Na sexta-feira passada recebi o "Riso de Deus". O livro do Alçada Baptista. Foi-me oferecido por uma aluna que já é professora. É a minha “novidade” de Janeiro. Não se deve comprar livros só por que são novidade. Não se deve ver filmes do Manoel de Oliveira por obrigação, não se deve ir aos restaurantes da moda por obrigação.

Voltando aos livros. Este Natal a minha irmã ofereceu-me o último de Álvaro Cunhal. Chegado a meio fui levado a folhear outros livros: “A Paleta e o Mundo” do Mário Dionísio e um outro, de André Malraux, “As Vozes do Silêncio”. Para mim há livros muito especiais. O “Ulisses” do irlandês James Joyce, que esteve proibido nos Estados Unidos da América e que eu nunca consegui ler até ao fim. Outros que já li duas ou três vezes, como “O Retrato de Dorian Gray”, de Oscar Wilde. Fascina-me a riqueza da análise psicológica e o modo como são encaradas as convenções sociais e morais. Também comprei musica neste Natal. Comprei “Os Nocturnos” de Chopin, pela Maria João Pires, e, para a minha filha, o disco do Abrunhosa. E também os "Gioia e Rivoluzione", dos AREA, um grupo italiano de rock. Só por causa da “Internacional”. É das raras versões em CD da “Internacional”. Já houve natais que comprei arte: uma ou outra serigrafia.

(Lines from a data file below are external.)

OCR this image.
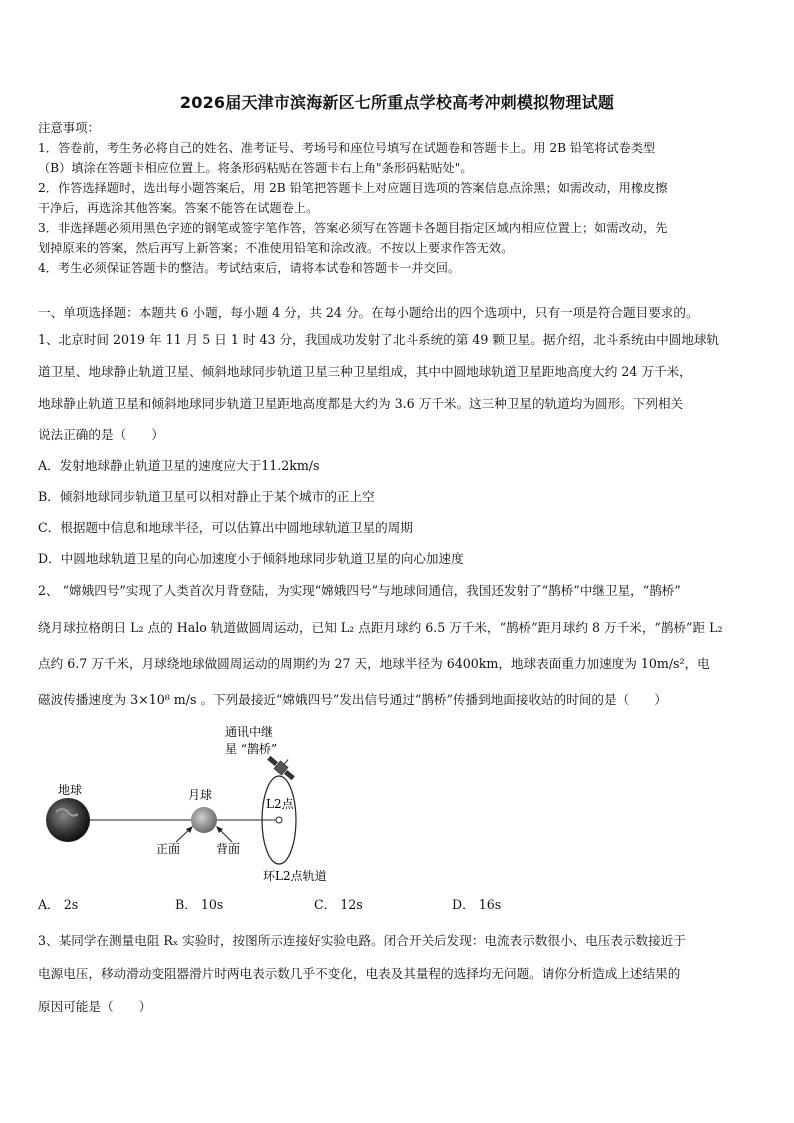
2026届天津市滨海新区七所重点学校高考冲刺模拟物理试题
注意事项：
1．答卷前，考生务必将自己的姓名、准考证号、考场号和座位号填写在试题卷和答题卡上。用 2B 铅笔将试卷类型
（B）填涂在答题卡相应位置上。将条形码粘贴在答题卡右上角"条形码粘贴处"。
2．作答选择题时，选出每小题答案后，用 2B 铅笔把答题卡上对应题目选项的答案信息点涂黑；如需改动，用橡皮擦
干净后，再选涂其他答案。答案不能答在试题卷上。
3．非选择题必须用黑色字迹的钢笔或签字笔作答，答案必须写在答题卡各题目指定区域内相应位置上；如需改动，先
划掉原来的答案，然后再写上新答案；不准使用铅笔和涂改液。不按以上要求作答无效。
4．考生必须保证答题卡的整洁。考试结束后，请将本试卷和答题卡一并交回。
一、单项选择题：本题共 6 小题，每小题 4 分，共 24 分。在每小题给出的四个选项中，只有一项是符合题目要求的。
1、北京时间 2019 年 11 月 5 日 1 时 43 分，我国成功发射了北斗系统的第 49 颗卫星。据介绍，北斗系统由中圆地球轨
道卫星、地球静止轨道卫星、倾斜地球同步轨道卫星三种卫星组成，其中中圆地球轨道卫星距地高度大约 24 万千米，
地球静止轨道卫星和倾斜地球同步轨道卫星距地高度都是大约为 3.6 万千米。这三种卫星的轨道均为圆形。下列相关
说法正确的是（　　）
A．发射地球静止轨道卫星的速度应大于11.2km/s
B．倾斜地球同步轨道卫星可以相对静止于某个城市的正上空
C．根据题中信息和地球半径，可以估算出中圆地球轨道卫星的周期
D．中圆地球轨道卫星的向心加速度小于倾斜地球同步轨道卫星的向心加速度
2、 “嫦娥四号”实现了人类首次月背登陆，为实现“嫦娥四号”与地球间通信，我国还发射了“鹊桥”中继卫星，“鹊桥”
绕月球拉格朗日 L₂ 点的 Halo 轨道做圆周运动，已知 L₂ 点距月球约 6.5 万千米，“鹊桥”距月球约 8 万千米，“鹊桥”距 L₂
点约 6.7 万千米，月球绕地球做圆周运动的周期约为 27 天，地球半径为 6400km，地球表面重力加速度为 10m/s²，电
磁波传播速度为 3×10⁸ m/s 。下列最接近“嫦娥四号”发出信号通过“鹊桥”传播到地面接收站的时间的是（　　）
地球	月球
正面	背面
L2点
通讯中继
星 “鹊桥”
环L2点轨道
A． 2s	B． 10s	C． 12s	D． 16s
3、某同学在测量电阻 Rₓ 实验时，按图所示连接好实验电路。闭合开关后发现：电流表示数很小、电压表示数接近于
电源电压，移动滑动变阻器滑片时两电表示数几乎不变化，电表及其量程的选择均无问题。请你分析造成上述结果的
原因可能是（　　）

Quando tinha dinheiro.

Quando cheguei ao Porto, a cidade oferecia, por pouco dinheiro, roteiros fascinantes. Eu sempre gostei muito da cidade do Porto. Recordo os primeiros dias aqui vividos. O que mais me agradava na cidade era o que se podia fazer quase sem dinheiro, ou com muito pouco dinheiro. Grandes passeios a pé pela cidade, ir ao cinema, que era barato na altura. Via-se um filme bom, de vez em quando, e dois maus, pelo preço de um, no Carlos Alberto. Comprava-se um livro, de quando em vez, e comia-se barato e bem. Havia cafés que tinham uns combinados óptimos, um combinado no Latino, o n 10, custava 20 paus. E por apenas metade do preço uns pratinhos de tripas no Leal, aos Congregados. O que havia mais, era gente nos cafés até tarde... Conversava-se, contava-se histórias, dizia-se mal do Governo... Com as cautelas de quem tinha medo da Pide.

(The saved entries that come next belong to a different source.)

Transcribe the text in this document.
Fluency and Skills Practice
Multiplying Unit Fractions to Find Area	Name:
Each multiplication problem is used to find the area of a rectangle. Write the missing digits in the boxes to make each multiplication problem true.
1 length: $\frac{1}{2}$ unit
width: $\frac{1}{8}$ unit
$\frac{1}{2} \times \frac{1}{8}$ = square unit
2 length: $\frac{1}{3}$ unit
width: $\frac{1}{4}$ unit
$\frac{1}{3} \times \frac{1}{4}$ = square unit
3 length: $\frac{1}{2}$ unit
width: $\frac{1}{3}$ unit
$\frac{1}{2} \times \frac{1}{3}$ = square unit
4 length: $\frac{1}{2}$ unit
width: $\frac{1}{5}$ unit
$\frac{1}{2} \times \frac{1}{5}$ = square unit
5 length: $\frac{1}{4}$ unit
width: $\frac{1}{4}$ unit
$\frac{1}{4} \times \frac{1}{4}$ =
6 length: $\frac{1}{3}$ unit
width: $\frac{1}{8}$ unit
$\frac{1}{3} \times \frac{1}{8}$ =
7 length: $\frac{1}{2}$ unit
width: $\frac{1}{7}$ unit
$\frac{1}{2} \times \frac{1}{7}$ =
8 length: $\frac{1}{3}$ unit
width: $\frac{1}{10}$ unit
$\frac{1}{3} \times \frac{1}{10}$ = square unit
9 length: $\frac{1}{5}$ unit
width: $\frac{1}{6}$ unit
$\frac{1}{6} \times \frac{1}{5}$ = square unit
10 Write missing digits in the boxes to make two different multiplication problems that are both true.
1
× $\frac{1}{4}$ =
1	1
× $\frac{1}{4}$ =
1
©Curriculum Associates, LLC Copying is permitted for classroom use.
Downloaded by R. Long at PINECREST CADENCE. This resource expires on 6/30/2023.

A mesada começou a minguar a seguir ao 25 de Abril. Havia livros, discos, espectáculos que a gente não queria perder Passamos a ir mais ao teatro... E havia os comícios e as manifestações...

Encontravam-se amigos e faziam-se amigos. Hoje a situação é diferente. Tinha 20 anos no 25 de Abril. Hoje as coisas são completamente diferentes. Apareceram os pubs, os bares, que não aprecio. Tornei-me professor, arranjei um trabalho de que gosto, passei a ter mais dinheiro, ganhei outros hábitos de consumo. As manifestações já não tem tanta piada... Não falto ao l de Maio... Naquele tempo cheguei a alugar, na Rua Júlio Dinis, com uns amigos, um escritório. Para convívios culturais. Desde quando é que sou professor? Sou professor desde 13 de Março de 1976. Desde o tempo em que o dinheiro de um professor dava para uma aventura cultural. O que é para mim uma aventura cultural? É estar no Porto e ir a Lisboa só porque apetece ver uma determinada peça de teatro. Fui ver, duas vezes, o Círculo de Giz Caucasiano, que o João Lourenço encenou no Teatro Aberto, à Praça de Espanha. Ficava numa residencial. Tinha dinheiro para isso. As coisas, agora, são bem diferentes. Quase não há teatro, as companhias tem dificuldades enormes.

Agora com o vencimento de professor do 7 escalão, com uma filha, é preciso deitar contas à vida e usar um critério apertado. Não dá para arriscar num espectáculo de duvidosa qualidade. É preferível ver, duas ou três vezes, o mesmo filme. Já vi o “Living Las Vegas” quatro vezes. É a história de um homem que perde a família e quer morrer bebendo sem parar, o que só e possível num sítio como Las Vegas.

Qual o filme que escolheria para a série “o filme da minha vida”? O

“Enforcamento" de Nagisa Oshima. Eu vi esse filme no Estúdio, aqui no Porto. Descreve os momentos de um homem que vai morrer. A ideia que me ficou do filme é um apego à vida, um apelo do caraças.

Porto? Porto, pois claro. Gosto tanto do Porto que até queria comprar a História do Porto, da Porto Editora. Mas aquilo custa muito. Hoje compro dois livros por mês e um deles tem de ser da Expo98 ou da Brevíssima Portuguesa. Hoje fico indeciso entre ir ao cinema ou comprar um livro.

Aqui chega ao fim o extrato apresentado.